Americans trust their guts not only when picking a perfect burger and fries but also when selecting a political candidate.
“Particularly in this election. It’s almost all gut-level,” says Susan Tolchin, professor of public policy at George Mason University. One of her areas of expertise is voting trends.
“In a primary, where two candidates are so similar — even I might not be able to tell you substantial differences between Obama and Clinton, and I follow this quite closely — we trust our instincts,” says Ms. Tolchin, who has been teaching public policy since the early 1960s. “And why not? Some of the best decisions we make are gut-level decisions.”
One sign that emotions are of utmost importance in this election season, she says, is that outcomes have been so difficult to predict on both the Republican and Democratic side.
“Pollsters have been wrong so much during this election, it’s the only way to explain it,” she says.
In election studies over the past four decades, it has been shown that after party affiliation (“My family and I have always voted Republican, so I will continue to do so”) voters tend to rate emotion as the second-most-important factor in their hierarchy of voting decisions.
“People will pick the person who inspires them,” says Drew Westen, author of “The Political Brain: The Role of Emotion in Deciding the Fate of the Nation” and professor of psychology at Emory University. “Or they may pick someone based on worry or fear.”

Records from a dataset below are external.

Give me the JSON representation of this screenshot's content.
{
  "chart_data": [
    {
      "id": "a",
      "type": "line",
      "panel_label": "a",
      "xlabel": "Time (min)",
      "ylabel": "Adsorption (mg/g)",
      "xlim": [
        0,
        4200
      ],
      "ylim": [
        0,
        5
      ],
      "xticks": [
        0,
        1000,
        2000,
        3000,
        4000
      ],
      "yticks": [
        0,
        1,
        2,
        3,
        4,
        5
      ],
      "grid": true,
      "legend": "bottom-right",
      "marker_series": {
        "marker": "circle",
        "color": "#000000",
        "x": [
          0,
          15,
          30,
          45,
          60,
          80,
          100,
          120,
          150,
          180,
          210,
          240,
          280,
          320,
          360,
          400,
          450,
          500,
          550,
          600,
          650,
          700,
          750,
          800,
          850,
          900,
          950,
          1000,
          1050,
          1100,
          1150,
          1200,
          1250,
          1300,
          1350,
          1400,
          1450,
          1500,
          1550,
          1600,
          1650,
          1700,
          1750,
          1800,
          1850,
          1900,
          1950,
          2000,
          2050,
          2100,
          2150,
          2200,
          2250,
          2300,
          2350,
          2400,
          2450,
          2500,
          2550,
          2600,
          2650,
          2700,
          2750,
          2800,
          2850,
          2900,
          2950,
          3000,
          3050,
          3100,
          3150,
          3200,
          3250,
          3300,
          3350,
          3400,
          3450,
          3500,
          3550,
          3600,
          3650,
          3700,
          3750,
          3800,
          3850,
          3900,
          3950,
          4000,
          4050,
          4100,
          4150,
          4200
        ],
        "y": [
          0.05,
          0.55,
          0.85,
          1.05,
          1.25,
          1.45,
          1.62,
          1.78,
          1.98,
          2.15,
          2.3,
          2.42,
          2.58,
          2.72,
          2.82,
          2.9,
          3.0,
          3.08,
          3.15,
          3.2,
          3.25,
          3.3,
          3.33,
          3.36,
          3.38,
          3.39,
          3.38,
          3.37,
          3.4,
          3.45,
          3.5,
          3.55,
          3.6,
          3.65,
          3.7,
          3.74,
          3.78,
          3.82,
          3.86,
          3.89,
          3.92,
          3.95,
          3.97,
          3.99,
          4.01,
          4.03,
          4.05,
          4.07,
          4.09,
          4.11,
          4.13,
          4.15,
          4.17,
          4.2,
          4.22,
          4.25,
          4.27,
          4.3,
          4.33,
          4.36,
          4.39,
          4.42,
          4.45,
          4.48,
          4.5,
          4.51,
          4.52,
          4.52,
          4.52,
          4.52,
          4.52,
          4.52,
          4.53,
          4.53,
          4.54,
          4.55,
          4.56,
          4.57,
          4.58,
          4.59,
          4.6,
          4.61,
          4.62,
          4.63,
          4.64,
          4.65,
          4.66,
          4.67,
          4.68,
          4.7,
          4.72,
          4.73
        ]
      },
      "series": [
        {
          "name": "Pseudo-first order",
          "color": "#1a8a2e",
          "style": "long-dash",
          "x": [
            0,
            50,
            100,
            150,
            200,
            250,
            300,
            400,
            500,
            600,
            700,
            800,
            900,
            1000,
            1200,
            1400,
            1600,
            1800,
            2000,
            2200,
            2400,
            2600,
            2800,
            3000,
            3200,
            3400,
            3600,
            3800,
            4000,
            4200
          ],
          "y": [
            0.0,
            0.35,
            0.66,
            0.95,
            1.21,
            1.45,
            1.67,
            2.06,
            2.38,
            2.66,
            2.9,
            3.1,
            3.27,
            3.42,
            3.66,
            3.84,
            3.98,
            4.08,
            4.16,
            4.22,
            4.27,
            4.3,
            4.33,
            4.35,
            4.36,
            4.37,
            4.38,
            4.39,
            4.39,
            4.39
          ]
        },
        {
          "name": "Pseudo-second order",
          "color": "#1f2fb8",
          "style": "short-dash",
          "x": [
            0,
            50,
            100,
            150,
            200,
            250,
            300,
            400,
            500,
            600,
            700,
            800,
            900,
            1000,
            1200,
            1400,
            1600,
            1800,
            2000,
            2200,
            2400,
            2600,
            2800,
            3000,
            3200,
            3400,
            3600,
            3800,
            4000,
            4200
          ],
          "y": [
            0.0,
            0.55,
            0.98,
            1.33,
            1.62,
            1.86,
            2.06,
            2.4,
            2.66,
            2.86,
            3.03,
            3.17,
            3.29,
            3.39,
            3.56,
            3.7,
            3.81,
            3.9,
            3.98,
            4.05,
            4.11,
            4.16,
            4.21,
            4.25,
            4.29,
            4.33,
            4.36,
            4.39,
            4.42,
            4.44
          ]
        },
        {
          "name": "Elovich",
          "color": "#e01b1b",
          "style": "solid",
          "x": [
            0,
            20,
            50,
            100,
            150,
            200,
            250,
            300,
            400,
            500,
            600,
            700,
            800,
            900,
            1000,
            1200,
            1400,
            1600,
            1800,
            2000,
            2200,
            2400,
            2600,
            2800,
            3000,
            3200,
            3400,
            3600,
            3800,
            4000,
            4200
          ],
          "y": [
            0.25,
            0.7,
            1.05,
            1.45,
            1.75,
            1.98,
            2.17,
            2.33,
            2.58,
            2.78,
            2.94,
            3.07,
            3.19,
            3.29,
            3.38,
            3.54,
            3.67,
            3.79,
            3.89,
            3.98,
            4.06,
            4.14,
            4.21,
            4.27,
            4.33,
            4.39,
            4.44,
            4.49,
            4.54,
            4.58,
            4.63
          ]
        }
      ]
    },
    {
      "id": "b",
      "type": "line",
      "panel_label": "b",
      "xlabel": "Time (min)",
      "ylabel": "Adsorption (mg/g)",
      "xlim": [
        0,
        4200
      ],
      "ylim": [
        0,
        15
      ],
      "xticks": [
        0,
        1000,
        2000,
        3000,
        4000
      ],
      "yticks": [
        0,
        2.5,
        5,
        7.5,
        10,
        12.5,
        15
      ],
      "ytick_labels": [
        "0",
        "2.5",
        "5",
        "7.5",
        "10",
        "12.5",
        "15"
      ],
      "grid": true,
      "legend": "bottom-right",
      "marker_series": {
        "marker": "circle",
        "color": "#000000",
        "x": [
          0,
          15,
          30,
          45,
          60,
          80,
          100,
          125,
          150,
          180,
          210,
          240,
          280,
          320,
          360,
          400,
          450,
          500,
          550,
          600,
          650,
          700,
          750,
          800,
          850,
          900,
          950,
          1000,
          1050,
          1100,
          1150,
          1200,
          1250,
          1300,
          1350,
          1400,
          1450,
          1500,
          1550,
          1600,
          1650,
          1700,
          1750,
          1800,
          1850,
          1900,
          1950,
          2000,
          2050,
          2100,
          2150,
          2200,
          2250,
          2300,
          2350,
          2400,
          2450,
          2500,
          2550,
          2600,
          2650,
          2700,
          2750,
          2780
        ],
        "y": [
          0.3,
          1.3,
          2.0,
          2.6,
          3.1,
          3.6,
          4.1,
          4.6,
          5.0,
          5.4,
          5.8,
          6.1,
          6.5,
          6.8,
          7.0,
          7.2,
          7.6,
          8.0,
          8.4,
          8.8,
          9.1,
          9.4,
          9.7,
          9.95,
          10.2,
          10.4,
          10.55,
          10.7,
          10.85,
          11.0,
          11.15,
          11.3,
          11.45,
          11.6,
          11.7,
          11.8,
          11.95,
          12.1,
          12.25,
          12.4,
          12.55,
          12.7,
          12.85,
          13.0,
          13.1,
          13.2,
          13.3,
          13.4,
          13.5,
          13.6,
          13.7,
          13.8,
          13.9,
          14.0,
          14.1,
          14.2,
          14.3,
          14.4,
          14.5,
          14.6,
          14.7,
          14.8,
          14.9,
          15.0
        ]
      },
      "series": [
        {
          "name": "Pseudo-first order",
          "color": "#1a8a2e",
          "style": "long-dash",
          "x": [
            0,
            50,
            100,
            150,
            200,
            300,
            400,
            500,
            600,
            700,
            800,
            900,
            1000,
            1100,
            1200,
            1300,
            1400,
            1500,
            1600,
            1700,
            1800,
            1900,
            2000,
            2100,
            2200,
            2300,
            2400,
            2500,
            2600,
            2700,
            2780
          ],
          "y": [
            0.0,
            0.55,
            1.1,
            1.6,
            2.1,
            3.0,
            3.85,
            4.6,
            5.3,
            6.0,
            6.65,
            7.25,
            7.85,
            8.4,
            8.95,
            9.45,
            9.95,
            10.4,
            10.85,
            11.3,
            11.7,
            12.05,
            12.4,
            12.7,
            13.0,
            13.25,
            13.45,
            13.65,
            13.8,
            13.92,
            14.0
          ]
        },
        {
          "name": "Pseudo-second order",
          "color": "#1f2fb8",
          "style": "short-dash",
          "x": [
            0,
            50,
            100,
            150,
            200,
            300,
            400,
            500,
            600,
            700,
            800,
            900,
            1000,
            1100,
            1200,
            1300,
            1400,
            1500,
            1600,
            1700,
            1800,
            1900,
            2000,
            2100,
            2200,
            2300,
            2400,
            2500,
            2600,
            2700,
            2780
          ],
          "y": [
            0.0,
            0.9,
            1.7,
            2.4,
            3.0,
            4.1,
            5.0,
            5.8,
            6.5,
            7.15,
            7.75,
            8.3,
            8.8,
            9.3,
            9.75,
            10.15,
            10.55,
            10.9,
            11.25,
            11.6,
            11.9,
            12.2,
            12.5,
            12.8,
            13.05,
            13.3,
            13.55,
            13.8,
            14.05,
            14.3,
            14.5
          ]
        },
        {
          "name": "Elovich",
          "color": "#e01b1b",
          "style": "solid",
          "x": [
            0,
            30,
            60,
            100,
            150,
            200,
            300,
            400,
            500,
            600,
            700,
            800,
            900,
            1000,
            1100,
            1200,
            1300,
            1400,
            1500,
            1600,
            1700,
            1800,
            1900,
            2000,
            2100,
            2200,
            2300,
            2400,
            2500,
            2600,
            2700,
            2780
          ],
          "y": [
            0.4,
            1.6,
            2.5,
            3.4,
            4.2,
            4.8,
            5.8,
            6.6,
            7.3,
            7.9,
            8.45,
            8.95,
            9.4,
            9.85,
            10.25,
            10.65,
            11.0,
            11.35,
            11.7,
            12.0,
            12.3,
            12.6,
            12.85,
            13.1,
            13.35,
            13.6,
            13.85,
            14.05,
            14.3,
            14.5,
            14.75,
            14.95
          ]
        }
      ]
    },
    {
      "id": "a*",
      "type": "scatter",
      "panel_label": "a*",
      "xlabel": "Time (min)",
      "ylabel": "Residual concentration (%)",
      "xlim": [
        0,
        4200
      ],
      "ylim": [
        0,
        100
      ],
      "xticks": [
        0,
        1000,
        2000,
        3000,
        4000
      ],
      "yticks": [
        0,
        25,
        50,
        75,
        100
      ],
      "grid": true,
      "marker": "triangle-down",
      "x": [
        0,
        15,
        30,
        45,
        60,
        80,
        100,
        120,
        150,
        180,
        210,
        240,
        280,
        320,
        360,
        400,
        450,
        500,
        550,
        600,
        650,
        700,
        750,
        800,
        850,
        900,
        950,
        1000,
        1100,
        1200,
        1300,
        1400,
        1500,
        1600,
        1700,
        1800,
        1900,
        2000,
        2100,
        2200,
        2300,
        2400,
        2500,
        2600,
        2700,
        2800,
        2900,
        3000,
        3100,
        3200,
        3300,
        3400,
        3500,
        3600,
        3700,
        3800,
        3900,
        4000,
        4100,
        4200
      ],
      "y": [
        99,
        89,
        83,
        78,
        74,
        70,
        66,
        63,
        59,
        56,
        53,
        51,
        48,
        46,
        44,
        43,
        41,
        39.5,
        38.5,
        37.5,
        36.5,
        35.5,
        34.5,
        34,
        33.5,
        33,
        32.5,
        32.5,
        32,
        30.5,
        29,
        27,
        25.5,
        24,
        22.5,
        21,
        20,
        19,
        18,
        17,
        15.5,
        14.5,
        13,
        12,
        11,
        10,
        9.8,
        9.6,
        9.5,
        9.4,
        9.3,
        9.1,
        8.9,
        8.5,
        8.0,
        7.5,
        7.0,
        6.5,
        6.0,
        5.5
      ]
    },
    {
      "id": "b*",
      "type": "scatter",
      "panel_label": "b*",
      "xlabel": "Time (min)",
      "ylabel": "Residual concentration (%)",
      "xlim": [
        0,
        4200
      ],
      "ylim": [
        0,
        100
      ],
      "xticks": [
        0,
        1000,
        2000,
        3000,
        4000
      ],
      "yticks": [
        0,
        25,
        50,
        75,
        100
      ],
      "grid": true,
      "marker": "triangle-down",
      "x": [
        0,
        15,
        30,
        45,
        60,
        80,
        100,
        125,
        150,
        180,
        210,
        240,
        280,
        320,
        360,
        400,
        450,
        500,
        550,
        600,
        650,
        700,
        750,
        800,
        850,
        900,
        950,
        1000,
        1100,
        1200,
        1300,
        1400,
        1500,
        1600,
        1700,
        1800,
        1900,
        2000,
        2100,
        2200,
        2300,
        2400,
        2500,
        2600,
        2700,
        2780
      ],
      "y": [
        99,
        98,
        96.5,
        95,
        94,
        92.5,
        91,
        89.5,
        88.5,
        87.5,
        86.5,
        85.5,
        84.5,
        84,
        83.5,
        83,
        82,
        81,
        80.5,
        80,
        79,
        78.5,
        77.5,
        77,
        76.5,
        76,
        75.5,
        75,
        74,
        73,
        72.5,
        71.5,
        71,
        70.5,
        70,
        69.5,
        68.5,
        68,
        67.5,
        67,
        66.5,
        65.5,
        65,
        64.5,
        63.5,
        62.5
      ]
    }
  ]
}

As in “I’m picking the candidate who makes me feel safe in this unsafe world” or, if you’re a Republican, “I’m picking the candidate who will ensure that we don’t lose our gains on the judicial-appointment side.”
Picking a candidate based on emotion means choosing while leaning heavily on intuition and instinct rather than basing decisions on the dissection and analysis of every aspect of a candidate’s platform — or, as it turns out, every aspect of jam, says Mr. Westen, offering the following on a survey of various jams:
During a taste test, people were asked to pick a favorite jam using two different criteria. One group simply was asked, “Which do you like best?” without having to qualify why. The other was asked first to rate several different qualities, such as texture and sweetness, before picking their overall favorite.
As it turned out, the first group (the one asked to pick a favorite without qualifying why) picked the jam that also was rated the highest by Consumer Reports’ panel of experts. The second group (the one asked to pick a favorite only after analyzing different attributes) picked one not favored by Consumer Reports.
“It says something about gut-level choices,” Mr. Westen says. “They’re important.”
But let’s move on from gut-level decisions and their implications on jam choices. … So, hope or fear? Which is stronger? Which trumps the other?
“It can be either,” Mr. Westen says. “Anxiety can be more important. On the other hand, if you have a transformational leader, like [Franklin D. Roosevelt] or Ronald Reagan, they may trump anxiety and fear.”
Ms. Tolchin says hope and inspiration often will trump fear, at least among the American electorate.
“Americans tend to be more positive,” she says. “We are moved by hope and inspiration.”
Our friends across the pond often express dismay that Americans treat presidential elections as popularity contests with little connection to substance.
“I think Europeans get it a little wrong. I think the American electorate is pretty smart, and pretty discerning,” says James Glass, government and politics professor at the University of Maryland at College Park.
“Our candidates are talking about the issues, but someone like Obama couches it in the language of emotion,” says Mr. Glass, who confesses to being an Obama fan. “He connects with the audience on a deeper level. … It’s not just about policy deconstruction. It’s about something broader that involves feelings and values.”
Reason and emotion don’t have to cancel each other out, Mr. Glass says. They’re intertwined and can complement each other.
“Call it intelligent emotions if you will,” he says.
So in the voting-decision waltz, reason and emotion are clutching each other in a tight embrace, which makes sense if you think about their origin.
“They are infused. When the brain evolved, reason was linked with emotion,” Mr. Westen says. “We were making life-and-death decisions before we developed the intricate architecture to calculate things like mortgage costs.
“And we still make most our important decisions — like picking a spouse — not by making a cost-benefit analysis, but based on our emotions,” he says. “A marriage based on cost-benefit analysis probably wouldn’t last very long.”
The question is whether the emotion will play as much of a role in the general election, when the candidates’ platforms will be quite different.
“I think people will be voting their gut throughout this election,” Ms. Tolchin says, adding that she sees this as a post-partisan era. “It’s an important decision, and we have to feel good about it. An American president is a king and prime minister at the same time who affects war and peace and the economy. What’s more important than that?”